そして、相続放棄をした方は、その相続に関しては「初めから」相続人にならなかったものとみなされます。(民法939条)
相続放棄が思わぬ事態を引き起こしてしまうケース
この民法939条の条文は、非常に「意味」があり、ケースによっては相続放棄が思わぬ事態を引き起こしてしまうことがあります。
下記の事例をご覧ください。
Aさんが亡くなり、法定相続人は妻のBさんと一人息子のCさんというケースです。
孝行息子のCさんは、「父さんの遺産は母さんにすべて承継してもらいたい。僕は当面何もいらないよ。」と自ら相続放棄の手続きを行いました。

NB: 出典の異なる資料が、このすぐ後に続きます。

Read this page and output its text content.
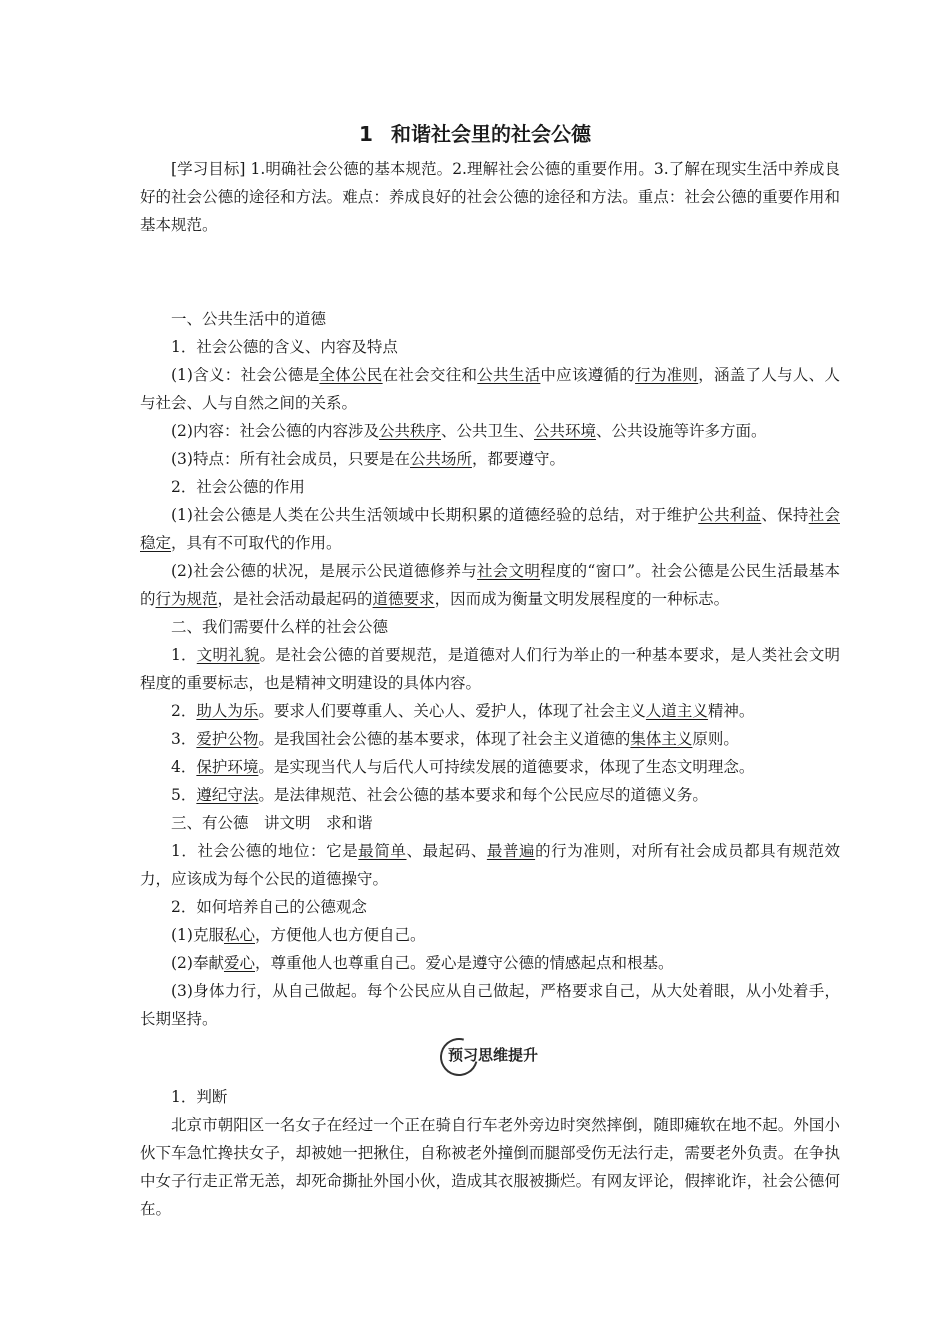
1 和谐社会里的社会公德

[学习目标] 1.明确社会公德的基本规范。2.理解社会公德的重要作用。3.了解在现实生活中养成良好的社会公德的途径和方法。难点：养成良好的社会公德的途径和方法。重点：社会公德的重要作用和基本规范。

一、公共生活中的道德

1．社会公德的含义、内容及特点

(1)含义：社会公德是全体公民在社会交往和公共生活中应该遵循的行为准则，涵盖了人与人、人与社会、人与自然之间的关系。

(2)内容：社会公德的内容涉及公共秩序、公共卫生、公共环境、公共设施等许多方面。

(3)特点：所有社会成员，只要是在公共场所，都要遵守。

2．社会公德的作用

(1)社会公德是人类在公共生活领域中长期积累的道德经验的总结，对于维护公共利益、保持社会稳定，具有不可取代的作用。

(2)社会公德的状况，是展示公民道德修养与社会文明程度的“窗口”。社会公德是公民生活最基本的行为规范，是社会活动最起码的道德要求，因而成为衡量文明发展程度的一种标志。

二、我们需要什么样的社会公德

1．文明礼貌。是社会公德的首要规范，是道德对人们行为举止的一种基本要求，是人类社会文明程度的重要标志，也是精神文明建设的具体内容。

2．助人为乐。要求人们要尊重人、关心人、爱护人，体现了社会主义人道主义精神。

3．爱护公物。是我国社会公德的基本要求，体现了社会主义道德的集体主义原则。

4．保护环境。是实现当代人与后代人可持续发展的道德要求，体现了生态文明理念。

5．遵纪守法。是法律规范、社会公德的基本要求和每个公民应尽的道德义务。

三、有公德　讲文明　求和谐

1．社会公德的地位：它是最简单、最起码、最普遍的行为准则，对所有社会成员都具有规范效力，应该成为每个公民的道德操守。

2．如何培养自己的公德观念

(1)克服私心，方便他人也方便自己。

(2)奉献爱心，尊重他人也尊重自己。爱心是遵守公德的情感起点和根基。

(3)身体力行，从自己做起。每个公民应从自己做起，严格要求自己，从大处着眼，从小处着手，长期坚持。

预习思维提升

1．判断

北京市朝阳区一名女子在经过一个正在骑自行车老外旁边时突然摔倒，随即瘫软在地不起。外国小伙下车急忙搀扶女子，却被她一把揪住，自称被老外撞倒而腿部受伤无法行走，需要老外负责。在争执中女子行走正常无恙，却死命撕扯外国小伙，造成其衣服被撕烂。有网友评论，假摔讹诈，社会公德何在。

相続放棄について①-3これで無事妻のBさんが遺産をすべて相続できると思っていたところ・・・
上述の民法939条により、孝行息子のCさんは、相続放棄により、この相続に関しては「初めから相続人にならなかったもの」とみなされます。
亡くなったAさんの両親はすでに他界していたものの、Aさんの妹であるDさんが健在だとした場合に、この場合の法定相続人はどうなるでしょう。

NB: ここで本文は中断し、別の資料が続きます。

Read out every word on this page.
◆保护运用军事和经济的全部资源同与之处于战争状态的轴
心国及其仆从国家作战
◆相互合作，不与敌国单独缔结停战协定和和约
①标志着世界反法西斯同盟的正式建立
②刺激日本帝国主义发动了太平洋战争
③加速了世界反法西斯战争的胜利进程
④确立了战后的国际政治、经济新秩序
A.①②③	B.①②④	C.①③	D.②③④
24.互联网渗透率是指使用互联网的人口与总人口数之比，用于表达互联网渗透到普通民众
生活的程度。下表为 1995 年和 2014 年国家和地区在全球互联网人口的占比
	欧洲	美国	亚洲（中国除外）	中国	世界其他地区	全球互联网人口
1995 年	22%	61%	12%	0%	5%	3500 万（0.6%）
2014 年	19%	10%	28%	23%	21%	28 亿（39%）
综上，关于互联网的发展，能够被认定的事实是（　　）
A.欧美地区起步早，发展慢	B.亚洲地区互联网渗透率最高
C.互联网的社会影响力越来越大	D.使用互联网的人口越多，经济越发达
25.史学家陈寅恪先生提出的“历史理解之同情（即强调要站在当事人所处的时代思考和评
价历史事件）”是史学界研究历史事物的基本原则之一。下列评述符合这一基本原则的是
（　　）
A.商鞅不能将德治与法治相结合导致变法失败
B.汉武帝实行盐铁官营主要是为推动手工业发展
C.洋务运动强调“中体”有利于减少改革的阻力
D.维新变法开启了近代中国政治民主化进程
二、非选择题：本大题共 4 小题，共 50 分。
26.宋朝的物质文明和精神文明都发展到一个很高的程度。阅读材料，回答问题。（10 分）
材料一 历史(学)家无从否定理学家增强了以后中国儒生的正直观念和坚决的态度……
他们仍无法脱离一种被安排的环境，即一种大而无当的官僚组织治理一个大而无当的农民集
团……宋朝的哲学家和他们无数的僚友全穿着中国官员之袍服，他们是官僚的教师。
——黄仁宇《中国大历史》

◯第一順位の子Cさんは相続放棄により、初めから相続人にならなかったものとみなされる。
◯第二順位のAさんの両親はすでに他界している。
◯第三順位の兄弟姉妹である妹Dさんと、妻Bさんが法定相続人となる。
相続放棄について②つまり、Cさんは、母親であるBさんにすべての遺産を承継させるために相続放棄をしたところ、これにより、BさんとAさんの妹であるDさんが法定相続人となったことから、
◯法定相続分どおり(Bさん4分の3・Dさん4分の1)に相続する。
◯BさんとDさんで遺産分割協議をする。
の選択を迫られることになります。
当初のCさんの思いのとおり、Bさんに遺産のすべてを承継させたいのであれば、相続放棄ではなく、BさんとCさんで「遺産分割協議」を行うべきでした。
相続放棄の手続き自体は自身でも行うことは可能ですが、できれば弁護士や司法書士などの専門家に相談するなど、慎重に対応していくことが大切であると考えます。